AIDLC Construction Phase Integration

  1. Kiro Spec → IaC Code Generation Validation

    • Kiro generates CDK/Terraform/Helm code based on design.md from Inception phase
    • IaC MCP Server automatically validates generated code syntax, resource constraints, and security policy compliance
    • For CloudFormation templates, pre-detect resource type typos, circular dependencies, and incorrect properties
  2. Pre-validate Compatibility with Existing Infrastructure

    • Integrate with EKS MCP Server and Cost Analysis MCP to analyze current cluster state
    • Validate new IaC code doesn't conflict with existing resources (VPC, subnets, security groups)
  3. Role as Loss Function

    • Block incorrect IaC code before production deployment
    • Verify consistency between domain boundaries defined in DDD Integration and infrastructure requirements

References


8. AIDLC Pipeline Integration

When EKS Capabilities are combined, all outputs generated by Kiro from Spec can be deployed across the entire stack with a single Git push. This is the core of the Construction → Operations transition.

🔧 IaC Automation Pipeline

Kiro → MCP → IaC → Argo CD

Kiro Spec-Driven
  • requirements.md
  • design.md
  • tasks.md
Hosted MCP Servers
  • EKS MCP
  • Cost MCP
  • AWS Docs MCP
Auto-Generated Artifacts
  • Terraform
  • Helm Chart
  • ACK CRD
  • KRO ResourceGroup
Deployment
  • Git Repository
  • Managed Argo CD

🚀 AI/CD Pipeline Conceptual Diagram

Inception → Construction → Deploy

Stage 1: Inception
  • Spec Commit Detection
  • requirements.md
  • design.md Validation
Stage 2: Construction
  • AI Code Generation
  • AI Security Scan (Q Dev)
  • AI Code Review
  • Test Execution
  • Loss Function Validation ◀ (Human)
↻ Regenerate on Loss Function Failure
Stage 3: Deploy
  • Container Build
  • ECR Push
  • Kustomize Update
  • Argo CD Auto Deploy
Key Insight
AI/CD measures code quality through Loss Functions, while humans only set quality criteria (thresholds).
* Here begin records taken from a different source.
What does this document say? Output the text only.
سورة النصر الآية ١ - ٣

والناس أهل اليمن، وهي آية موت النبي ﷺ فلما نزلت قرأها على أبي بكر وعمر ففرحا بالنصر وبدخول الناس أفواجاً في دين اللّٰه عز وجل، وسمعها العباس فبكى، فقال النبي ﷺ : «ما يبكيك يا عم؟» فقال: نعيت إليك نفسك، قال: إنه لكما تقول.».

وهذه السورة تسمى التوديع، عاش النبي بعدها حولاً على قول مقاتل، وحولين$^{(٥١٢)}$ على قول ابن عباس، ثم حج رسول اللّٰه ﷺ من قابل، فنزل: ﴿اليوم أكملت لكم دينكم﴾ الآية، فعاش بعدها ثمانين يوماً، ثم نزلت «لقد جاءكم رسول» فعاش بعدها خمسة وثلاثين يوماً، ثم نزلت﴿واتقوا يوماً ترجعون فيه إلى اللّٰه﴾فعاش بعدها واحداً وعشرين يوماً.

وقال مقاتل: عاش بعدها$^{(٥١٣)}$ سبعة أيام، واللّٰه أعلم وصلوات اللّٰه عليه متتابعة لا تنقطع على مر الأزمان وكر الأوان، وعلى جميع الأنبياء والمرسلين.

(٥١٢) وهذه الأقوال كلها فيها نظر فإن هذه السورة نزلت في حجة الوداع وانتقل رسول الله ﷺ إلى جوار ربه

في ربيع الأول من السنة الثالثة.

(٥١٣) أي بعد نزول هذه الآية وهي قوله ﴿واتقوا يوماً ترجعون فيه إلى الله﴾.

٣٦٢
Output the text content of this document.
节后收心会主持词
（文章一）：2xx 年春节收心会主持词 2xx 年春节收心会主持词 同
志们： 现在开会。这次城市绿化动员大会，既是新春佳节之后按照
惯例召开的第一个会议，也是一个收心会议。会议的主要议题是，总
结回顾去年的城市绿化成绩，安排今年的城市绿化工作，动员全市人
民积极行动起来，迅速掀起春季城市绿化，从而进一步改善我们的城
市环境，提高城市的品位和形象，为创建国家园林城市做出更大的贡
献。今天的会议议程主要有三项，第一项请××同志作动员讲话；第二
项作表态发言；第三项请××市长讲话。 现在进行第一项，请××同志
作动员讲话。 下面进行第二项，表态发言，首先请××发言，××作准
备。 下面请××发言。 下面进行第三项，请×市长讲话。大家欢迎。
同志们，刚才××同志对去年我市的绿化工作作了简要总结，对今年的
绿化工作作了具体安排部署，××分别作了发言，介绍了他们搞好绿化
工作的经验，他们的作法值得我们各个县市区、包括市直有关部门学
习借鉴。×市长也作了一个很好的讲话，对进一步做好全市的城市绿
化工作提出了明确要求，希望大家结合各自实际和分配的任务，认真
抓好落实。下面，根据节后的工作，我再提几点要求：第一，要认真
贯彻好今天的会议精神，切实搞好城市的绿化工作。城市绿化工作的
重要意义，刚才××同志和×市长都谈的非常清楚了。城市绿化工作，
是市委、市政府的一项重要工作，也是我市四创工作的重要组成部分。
When standards are not met, AI automatically regenerates to achieve continuous quality improvement.

Integration Flow

Core Principles

  1. Declarative: Define all infrastructure, application, and networking configurations in YAML/HCL
  2. GitOps: Use Git as Single Source of Truth
  3. Automation: Minimize manual intervention with Kiro + MCP + Argo CD
  4. Validation: Loss Function catches errors early at each stage

Summary

EKS Capabilities are the core infrastructure for declaratively automating AIDLC's Construction/Operations phases:

  • Managed Argo CD: GitOps-based continuous deployment
  • ACK: Manage AWS resources as K8s CRDs
  • KRO: Orchestrate composite resources as single deployment units
  • Gateway API: Role-separated traffic routing, aligns with AIDLC Loss Function
  • Node Readiness Controller: Declarative node readiness state management
  • IaC MCP Server: AI-based IaC code validation and troubleshooting

These tools form the complete pipeline where Kiro-generated code deploys the entire stack with a single Git push, and AI Agents automatically monitor and respond in the Operations phase.